Left atrial strain predicts cardiovascular response to exercise in young adults with suboptimal blood pressure.
Alsharqi M., Huckstep OJ., Lapidaire W., Williamson W., Mohamed A., Tan CMJ., Kitt J., Burchert H., Telles F., Dawes H., Foster C., Lewandowski AJ., Leeson P.
AIMS: To investigate the left ventricular response to exercise in young adults with hypertension, and identify whether this response can be predicted from changes in left atrial function at rest. METHODS: A total of 127 adults aged 18-40 years who completed clinical blood pressure assessment and echocardiography phenotyping at rest and during cardiopulmonary exercise testing, were included. Measurements were compared between participants with suboptimal blood pressure ≥120/80mm Hg (n = 68) and optimal blood pressure <120/80mm Hg (n = 59).
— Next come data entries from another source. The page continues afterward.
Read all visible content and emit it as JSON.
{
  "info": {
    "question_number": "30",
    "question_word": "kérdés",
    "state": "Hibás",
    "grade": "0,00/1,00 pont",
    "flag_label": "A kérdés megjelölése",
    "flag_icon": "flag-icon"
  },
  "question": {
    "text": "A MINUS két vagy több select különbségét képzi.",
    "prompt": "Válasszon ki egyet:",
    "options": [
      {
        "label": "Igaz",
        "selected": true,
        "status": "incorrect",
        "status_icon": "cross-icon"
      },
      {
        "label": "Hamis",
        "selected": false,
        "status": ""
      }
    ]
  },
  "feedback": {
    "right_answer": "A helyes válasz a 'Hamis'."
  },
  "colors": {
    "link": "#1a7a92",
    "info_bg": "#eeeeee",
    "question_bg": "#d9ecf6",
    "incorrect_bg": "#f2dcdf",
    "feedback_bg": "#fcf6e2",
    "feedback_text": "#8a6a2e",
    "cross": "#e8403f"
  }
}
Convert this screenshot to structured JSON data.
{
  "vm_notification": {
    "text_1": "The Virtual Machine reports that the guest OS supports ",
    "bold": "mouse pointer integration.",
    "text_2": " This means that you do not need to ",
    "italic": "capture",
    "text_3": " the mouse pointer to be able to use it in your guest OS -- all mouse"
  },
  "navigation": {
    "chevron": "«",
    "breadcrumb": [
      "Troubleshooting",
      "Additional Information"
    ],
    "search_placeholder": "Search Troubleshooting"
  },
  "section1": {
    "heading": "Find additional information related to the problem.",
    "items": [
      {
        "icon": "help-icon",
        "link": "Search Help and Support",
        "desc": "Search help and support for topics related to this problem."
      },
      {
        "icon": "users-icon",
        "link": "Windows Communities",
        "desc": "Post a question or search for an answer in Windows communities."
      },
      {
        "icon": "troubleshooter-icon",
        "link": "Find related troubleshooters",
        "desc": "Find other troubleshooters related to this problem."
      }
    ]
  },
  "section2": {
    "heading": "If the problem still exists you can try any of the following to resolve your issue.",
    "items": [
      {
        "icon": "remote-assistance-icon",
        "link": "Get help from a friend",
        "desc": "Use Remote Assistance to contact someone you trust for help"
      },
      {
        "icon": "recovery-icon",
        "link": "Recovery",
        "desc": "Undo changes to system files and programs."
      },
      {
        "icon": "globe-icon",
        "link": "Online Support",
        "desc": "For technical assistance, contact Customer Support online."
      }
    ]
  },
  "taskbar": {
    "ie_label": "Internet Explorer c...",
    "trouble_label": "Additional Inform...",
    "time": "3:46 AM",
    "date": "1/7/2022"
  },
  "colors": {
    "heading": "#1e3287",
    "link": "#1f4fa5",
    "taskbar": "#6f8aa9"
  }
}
Left ventricular systolic function during exercise was obtained from an apical four chamber view, while resting left atrial function was assessed from apical four and two chamber views. RESULTS: Participants with suboptimal blood pressure had higher left ventricular mass (p = 0.031) and reduced mitral E velocity (p = 0.02) at rest but no other cardiac differences. During exercise, their rise in left ventricular ejection fraction was reduced (p = 0.001) and they had higher left ventricular end diastolic and systolic volumes (p = 0.001 and p = 0.001, respectively). Resting cardiac size predicted left ventricular volumes during exercise but only left atrial booster pump function predicted the left ventricular ejection fraction response ( β = .29, p = 0.011). This association persisted after adjustment for age, sex, body mass index, and mean arterial pressure. CONCLUSION: Young adults with suboptimal blood pressure have a reduced left ventricular systolic response to exercise, which can be predicted by their left atrial booster pump function at rest. Echocardiographic measures of left atrial function may provide an early marker of functionally relevant, subclinical, cardiac remodelling in young adults with hypertension.